Early in the episode, we see what appears to be a crazed man in a Santa Claus outfit cross paths with Oliver while walking home. This man is the culprit behind the letter sent to Rosewater, and after learning that Oliver will be inside the central dome enclosure of the city on Heaven’s Day, he gives Oliver what looks to be a strange emerald gem. It’s only later that it’s revealed that this “gem” is in fact a seed housing an invasive organism designed to destroy the dome and everything around it. The scene of the Daemonseed being awakened is spectacular, as tentacle-like vines writhe from out of Oliver’s pocket as he obviously plays his sax before morphing into a colossal pulsating mass of destructive power.
The battle between Big O and the Daemonseed is one of the most stunning in the series’ first season, with Roger exhausting nearly every weapon and tactic in his arsenal as he attempts to fend off this creature. The fight, however, ends in a stalemate, with the Daemonseed disintegrating after having accomplished its true goal: destroying the dome surrounding that section of the city that obscures the sky overhead.

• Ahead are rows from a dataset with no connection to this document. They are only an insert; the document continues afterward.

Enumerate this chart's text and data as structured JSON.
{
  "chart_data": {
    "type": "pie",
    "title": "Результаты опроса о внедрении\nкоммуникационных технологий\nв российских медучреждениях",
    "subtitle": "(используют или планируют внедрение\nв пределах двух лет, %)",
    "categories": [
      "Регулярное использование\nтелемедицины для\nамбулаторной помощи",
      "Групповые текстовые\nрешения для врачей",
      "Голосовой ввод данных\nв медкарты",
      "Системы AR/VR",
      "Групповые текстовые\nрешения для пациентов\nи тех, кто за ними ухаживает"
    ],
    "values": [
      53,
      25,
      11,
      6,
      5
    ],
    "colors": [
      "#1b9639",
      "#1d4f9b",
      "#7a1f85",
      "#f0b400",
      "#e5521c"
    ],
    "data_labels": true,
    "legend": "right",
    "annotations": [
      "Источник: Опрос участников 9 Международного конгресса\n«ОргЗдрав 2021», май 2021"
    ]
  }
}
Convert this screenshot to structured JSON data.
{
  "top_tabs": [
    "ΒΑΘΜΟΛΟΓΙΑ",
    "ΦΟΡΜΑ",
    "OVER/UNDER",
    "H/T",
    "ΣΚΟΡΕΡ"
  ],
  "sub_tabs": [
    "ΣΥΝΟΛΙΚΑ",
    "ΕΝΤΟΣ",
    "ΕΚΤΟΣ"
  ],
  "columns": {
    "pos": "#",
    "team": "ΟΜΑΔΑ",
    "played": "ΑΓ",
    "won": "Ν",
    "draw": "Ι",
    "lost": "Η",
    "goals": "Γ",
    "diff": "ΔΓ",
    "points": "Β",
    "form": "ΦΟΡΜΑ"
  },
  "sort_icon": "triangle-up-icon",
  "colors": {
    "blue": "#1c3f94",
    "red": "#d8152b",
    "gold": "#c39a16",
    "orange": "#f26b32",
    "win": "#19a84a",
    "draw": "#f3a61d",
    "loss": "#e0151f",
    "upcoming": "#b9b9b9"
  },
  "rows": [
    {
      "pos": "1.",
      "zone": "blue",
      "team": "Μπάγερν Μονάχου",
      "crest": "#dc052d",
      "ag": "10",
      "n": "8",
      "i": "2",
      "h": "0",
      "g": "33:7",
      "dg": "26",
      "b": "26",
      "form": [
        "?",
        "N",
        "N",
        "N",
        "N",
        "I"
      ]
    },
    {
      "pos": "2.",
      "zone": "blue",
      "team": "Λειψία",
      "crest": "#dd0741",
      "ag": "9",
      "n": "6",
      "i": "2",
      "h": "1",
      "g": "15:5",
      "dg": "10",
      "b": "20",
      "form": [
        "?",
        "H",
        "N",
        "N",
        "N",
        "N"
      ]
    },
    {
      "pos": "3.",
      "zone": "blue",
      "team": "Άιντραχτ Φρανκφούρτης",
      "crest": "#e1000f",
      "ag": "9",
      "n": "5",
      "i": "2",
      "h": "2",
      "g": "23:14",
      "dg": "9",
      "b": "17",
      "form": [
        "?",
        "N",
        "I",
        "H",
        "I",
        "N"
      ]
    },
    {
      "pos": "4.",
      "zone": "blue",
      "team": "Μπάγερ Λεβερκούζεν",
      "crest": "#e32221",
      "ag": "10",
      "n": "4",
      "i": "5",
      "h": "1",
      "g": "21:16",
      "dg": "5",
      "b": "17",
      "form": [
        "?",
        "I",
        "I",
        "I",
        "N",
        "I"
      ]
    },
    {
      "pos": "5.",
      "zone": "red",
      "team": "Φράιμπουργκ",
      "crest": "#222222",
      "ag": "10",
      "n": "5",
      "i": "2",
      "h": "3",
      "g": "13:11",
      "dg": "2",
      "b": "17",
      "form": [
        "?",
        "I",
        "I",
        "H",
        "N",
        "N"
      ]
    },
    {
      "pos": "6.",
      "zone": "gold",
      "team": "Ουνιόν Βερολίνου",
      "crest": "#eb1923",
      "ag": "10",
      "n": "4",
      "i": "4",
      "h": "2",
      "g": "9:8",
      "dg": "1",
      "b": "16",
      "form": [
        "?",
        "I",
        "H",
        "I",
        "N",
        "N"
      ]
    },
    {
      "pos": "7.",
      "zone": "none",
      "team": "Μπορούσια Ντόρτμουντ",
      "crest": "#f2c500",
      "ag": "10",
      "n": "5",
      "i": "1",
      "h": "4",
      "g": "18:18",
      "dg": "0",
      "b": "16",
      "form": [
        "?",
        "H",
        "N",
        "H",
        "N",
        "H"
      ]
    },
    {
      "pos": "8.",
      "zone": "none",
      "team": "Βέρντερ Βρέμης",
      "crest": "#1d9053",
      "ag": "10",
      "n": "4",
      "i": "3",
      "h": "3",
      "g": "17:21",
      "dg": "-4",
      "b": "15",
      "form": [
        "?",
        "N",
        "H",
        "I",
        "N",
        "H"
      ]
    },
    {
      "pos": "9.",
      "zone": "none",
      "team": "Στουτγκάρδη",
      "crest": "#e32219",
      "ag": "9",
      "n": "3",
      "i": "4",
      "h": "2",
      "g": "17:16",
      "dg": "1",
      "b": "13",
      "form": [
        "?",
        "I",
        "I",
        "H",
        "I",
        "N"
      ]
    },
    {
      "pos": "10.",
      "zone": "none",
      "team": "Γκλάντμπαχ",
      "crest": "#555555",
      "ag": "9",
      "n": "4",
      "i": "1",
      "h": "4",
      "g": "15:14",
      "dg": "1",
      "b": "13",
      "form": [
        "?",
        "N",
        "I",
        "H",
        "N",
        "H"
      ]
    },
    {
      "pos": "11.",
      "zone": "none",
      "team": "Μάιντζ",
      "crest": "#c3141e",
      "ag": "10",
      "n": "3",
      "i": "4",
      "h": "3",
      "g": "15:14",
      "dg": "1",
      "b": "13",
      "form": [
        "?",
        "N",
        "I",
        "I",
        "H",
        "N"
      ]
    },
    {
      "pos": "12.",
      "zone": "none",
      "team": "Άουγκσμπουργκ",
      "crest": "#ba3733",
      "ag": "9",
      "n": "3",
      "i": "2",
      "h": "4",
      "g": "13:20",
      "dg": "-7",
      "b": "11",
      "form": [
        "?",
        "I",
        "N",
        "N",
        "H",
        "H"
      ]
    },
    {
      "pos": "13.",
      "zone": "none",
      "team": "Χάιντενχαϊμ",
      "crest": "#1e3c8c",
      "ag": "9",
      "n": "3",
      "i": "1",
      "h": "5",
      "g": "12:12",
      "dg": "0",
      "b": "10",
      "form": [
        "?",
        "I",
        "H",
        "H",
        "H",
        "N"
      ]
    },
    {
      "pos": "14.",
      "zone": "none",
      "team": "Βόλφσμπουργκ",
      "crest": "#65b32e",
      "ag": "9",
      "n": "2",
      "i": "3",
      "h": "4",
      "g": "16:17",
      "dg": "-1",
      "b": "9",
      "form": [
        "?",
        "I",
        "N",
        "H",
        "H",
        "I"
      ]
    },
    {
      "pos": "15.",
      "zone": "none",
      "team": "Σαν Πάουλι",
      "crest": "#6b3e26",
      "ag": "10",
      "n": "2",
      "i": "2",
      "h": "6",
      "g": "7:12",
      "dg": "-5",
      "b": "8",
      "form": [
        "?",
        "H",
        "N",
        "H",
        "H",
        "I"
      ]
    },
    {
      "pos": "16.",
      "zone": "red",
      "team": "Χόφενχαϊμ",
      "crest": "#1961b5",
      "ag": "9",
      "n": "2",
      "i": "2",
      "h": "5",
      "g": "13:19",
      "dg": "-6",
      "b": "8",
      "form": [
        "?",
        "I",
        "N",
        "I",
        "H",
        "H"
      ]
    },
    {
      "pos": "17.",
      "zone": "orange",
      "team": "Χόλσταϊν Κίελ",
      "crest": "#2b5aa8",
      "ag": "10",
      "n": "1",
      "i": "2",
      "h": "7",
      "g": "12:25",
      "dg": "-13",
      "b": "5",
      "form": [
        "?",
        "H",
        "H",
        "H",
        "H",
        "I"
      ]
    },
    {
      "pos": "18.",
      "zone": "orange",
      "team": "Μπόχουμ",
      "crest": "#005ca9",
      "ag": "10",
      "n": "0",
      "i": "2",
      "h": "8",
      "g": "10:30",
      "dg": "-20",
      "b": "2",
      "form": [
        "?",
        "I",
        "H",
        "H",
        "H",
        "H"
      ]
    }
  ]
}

The final scene itself is a touching coda, with Oliver tearfully reuniting with Laura, bystanders marveling at the sight of the massive tree as snow falls from the fissure in the dome, and Dorothy and Roger exchanging gifts while Oliver plays a saxophone cover of “Jingle Bells” in the background.
“Daemonseed” isn’t just an inventive take on a Christmas episode, it’s one of my all-time favorites and one that I enthusiastically recommend to anyone curious about the series. It may not be the best stand-alone introduction to the anime — I still maintain that the first and second episodes are the best place to start — but it’s nonetheless a terrific episode that exemplifies the many qualities that make The Big O one of my favorite anime to this day.
The Big O is available to stream on HIDIVE.